数据库事务的部分实际上并没有占我校这门课程的很大份额,while~,但是这并不意味着校招会略过MVCC,thread,process,各种lock的区别和实现这些在PPT里一笔带过的东西,个人认为,只是在理论上的理解这些概念甚至不能配叫皮毛,所以这篇博客会从C++的多线程和lock开始介绍,以做到万无一失。
进程和线程
首先先回顾一下大三时期的美好时光(假定我们使用C++或C面向服务器编程),首先我们了解了并行(Concurrent)和并发(parallel)的区别,单核CPU内的Multi Thread叫做Concurrent,而多核时代的Multi Thread叫做Parallel,即:真正存在在一个时刻多个Thread在执行而不是一个时间时刻多个Thread在执行。同时应运而生的有超线程技术,例如:四核八线程CPU代表了单核会有2个Thread在运行。面试考的有多线程并发和多进程并发,多进程并发涉及进程之间的七种沟通方式:pipe,semafore,fifo,message queue,shared memory,socket,signal。不论哪一种都涉及大量底层API,每一个功能包括的头文件全都不一样,在这里把这七种全介绍完,相当于用中文复述一遍Advanced Unix Programming Environment半本书的内容,而且目测这些内容的考题已经逼近社招的难度,所以在这里没必要赘述。我们已经粗略了解多进程编程相比于多线程编程的优势和劣势,那么接下来简单介绍一下多线程的背景。经过查阅各种博客,发现C++11标准库包括了多线程的部分、包括了锁的部分,也就是说C++11之前的程序全部都是用Linux下的pthread、Linux内置的lock,那么对于C++的多进程支持呢?很巧,只有Boost库支持,那么我们如果不用Boost库,就只能用纯C混搭C++来支持多进程。以上,就是对于这个话题的粗略回顾。
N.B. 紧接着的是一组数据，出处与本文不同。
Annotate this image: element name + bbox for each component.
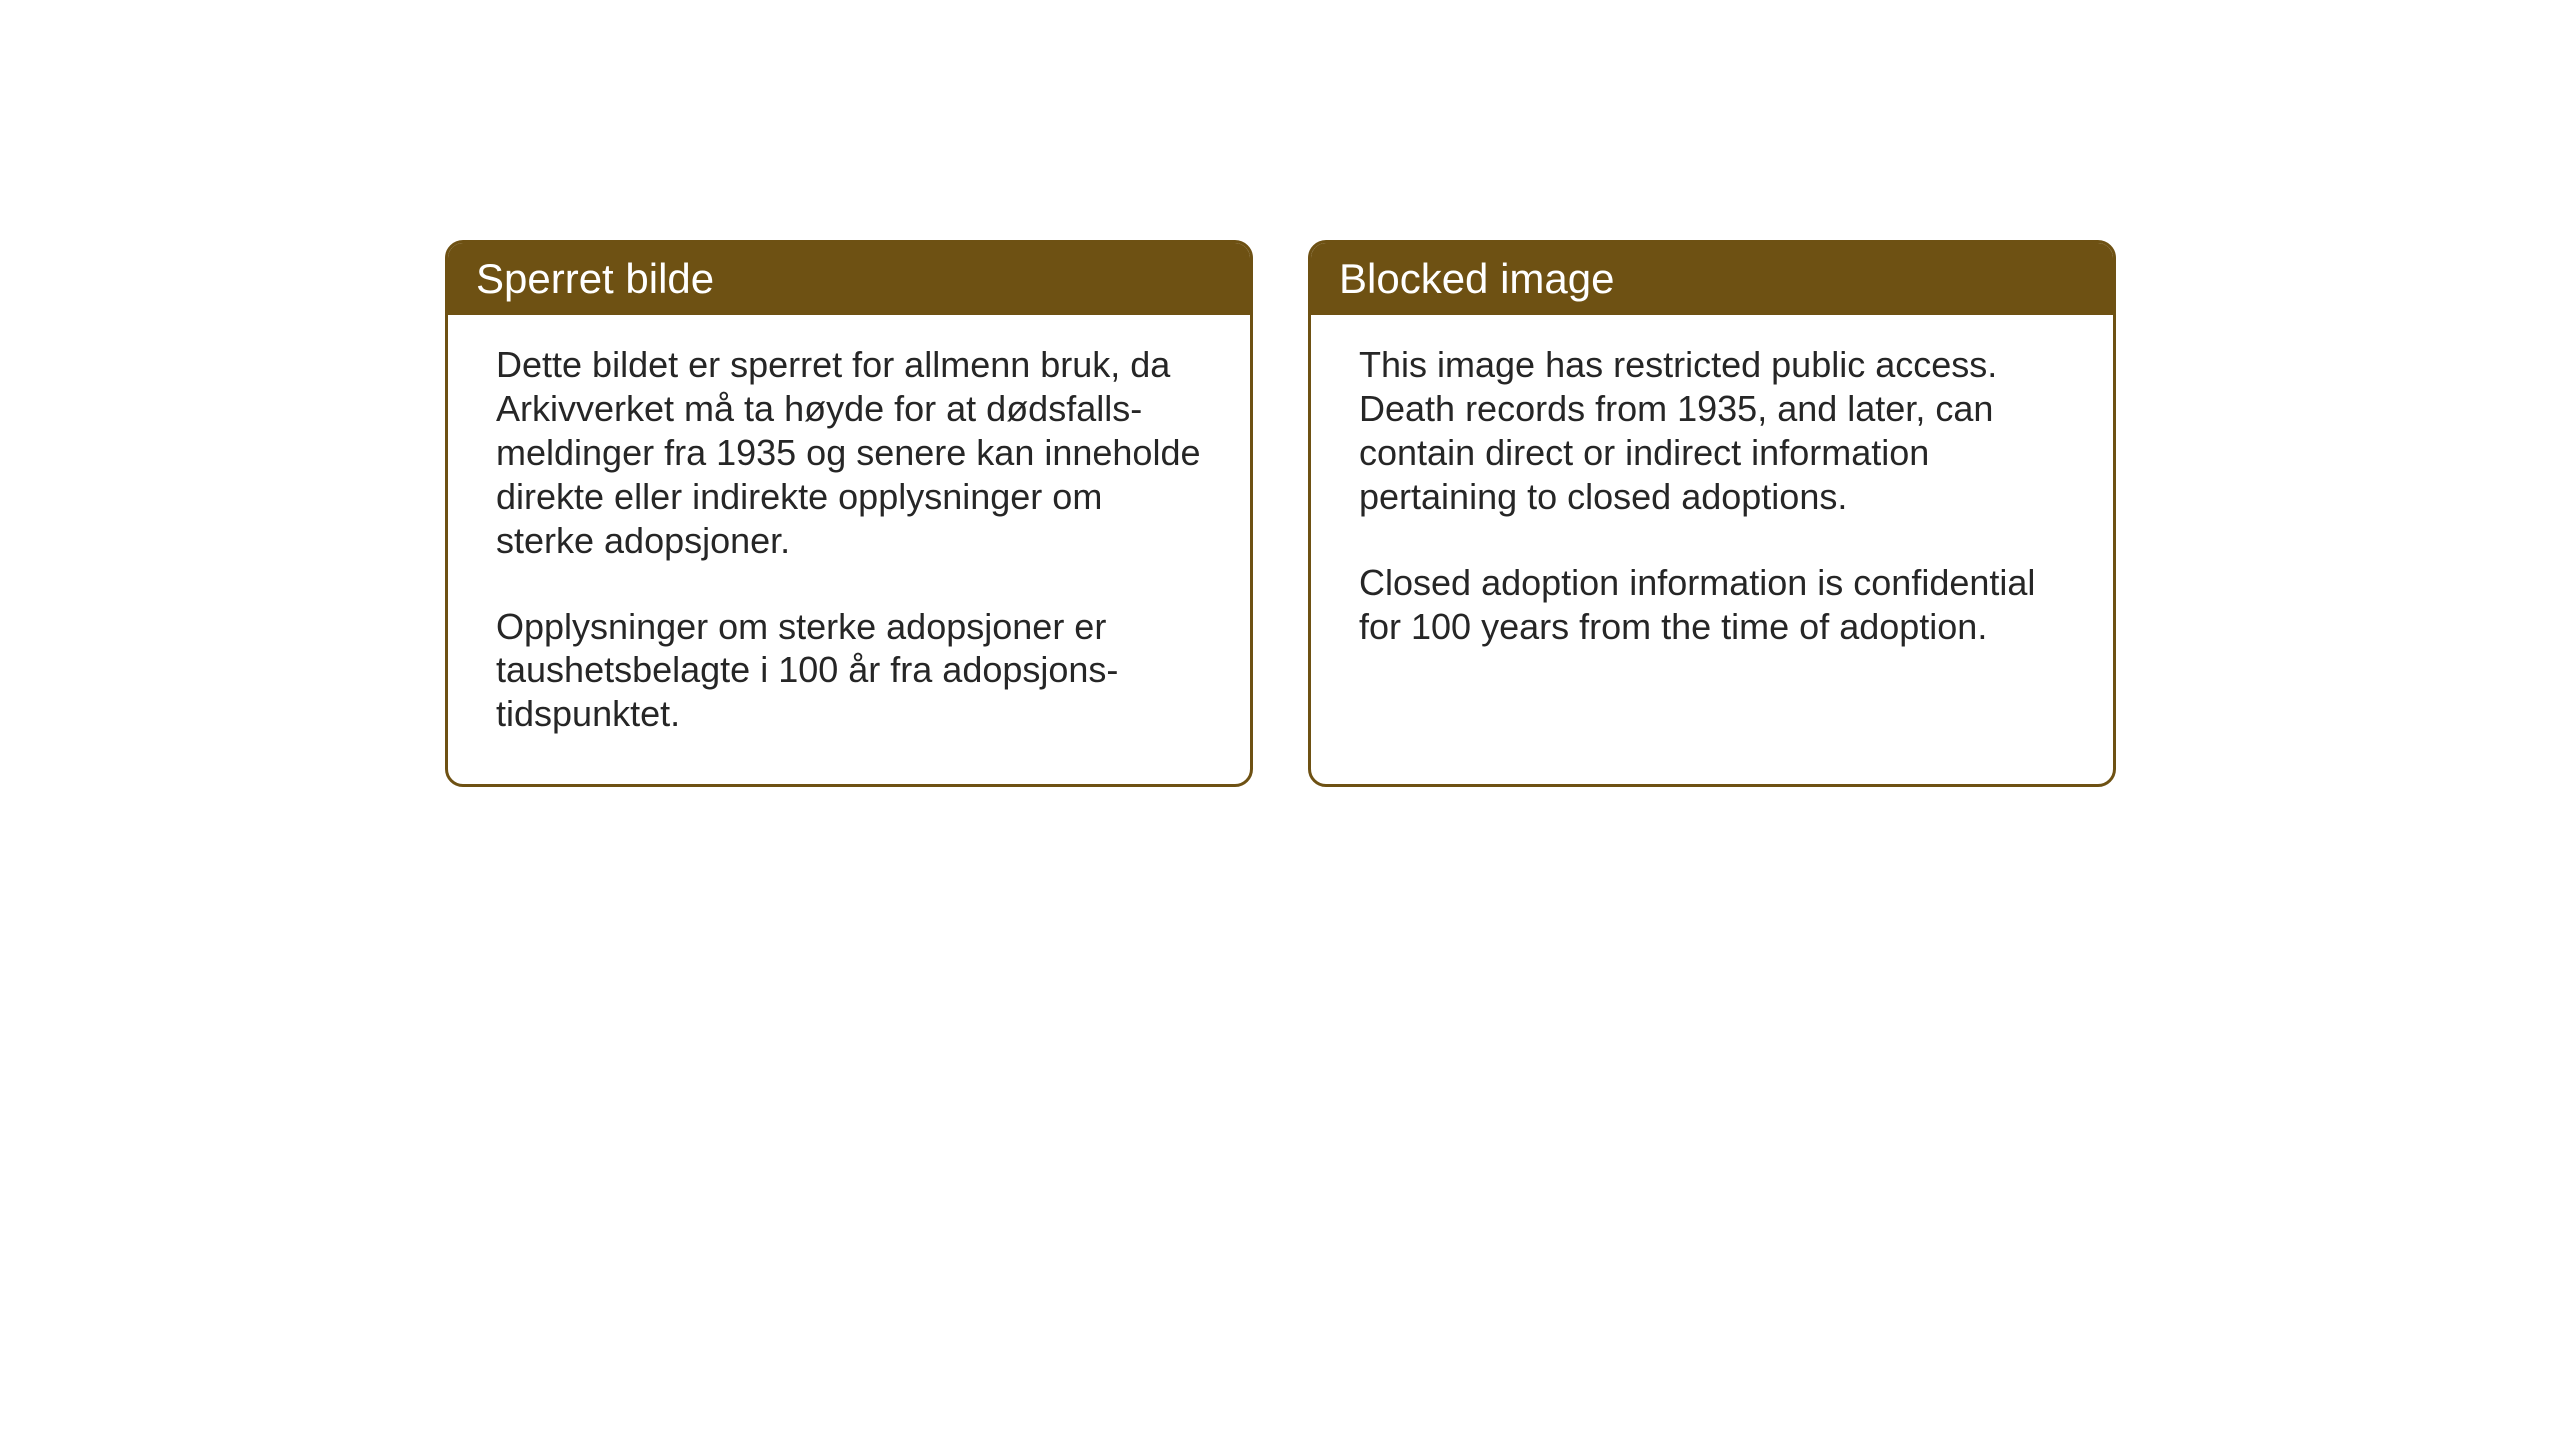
card-paragraph-2-english: Closed adoption information is confident… [1359,561,2065,649]
card-title-norwegian: Sperret bilde [476,255,714,302]
card-body-english: This image has restricted public access.… [1311,315,2113,696]
card-paragraph-1-english: This image has restricted public access.… [1359,343,2065,519]
card-norwegian: Sperret bilde Dette bildet er sperret fo… [445,240,1253,787]
card-english: Blocked image This image has restricted … [1308,240,2116,787]
card-paragraph-2-norwegian: Opplysninger om sterke adopsjoner er tau… [496,605,1202,737]
cards-container: Sperret bilde Dette bildet er sperret fo… [445,240,2116,787]
card-header-norwegian: Sperret bilde [448,243,1250,315]
card-paragraph-1-norwegian: Dette bildet er sperret for allmenn bruk… [496,343,1202,563]
card-body-norwegian: Dette bildet er sperret for allmenn bruk… [448,315,1250,784]
card-header-english: Blocked image [1311,243,2113,315]
card-title-english: Blocked image [1339,255,1614,302]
以下C++的例子来自于cpp reference
std::threading
Class to represent individual threads of execution.
std::thread类表示了执行中的单独线程
A thread of execution is a sequence of instructions that can be executed concurrently with other such sequences in multithreading environments, while sharing a same address space.
执行中的线程是一系列指令的组合,这些指令可以在多线程环境下与其他指令并发执行,并共享同一寻址空间
An initialized thread object represents an active thread of execution; Such a thread object is joinable, and has a unique thread id.
一个初始化的std::thread对象代表了一个激活了的对象,此对象被声明为joinable的,并且获得一个线程ID
A default-constructed (non-initialized) thread object is not joinable, and its thread id is common for all non-joinable threads.
默认构造的线程对象并不是initialized的,所以不是joinable的,它的线程ID和所有non-joinable的thread一样。
A joinable thread becomes not joinable if moved from, or if either join or detach are called on them.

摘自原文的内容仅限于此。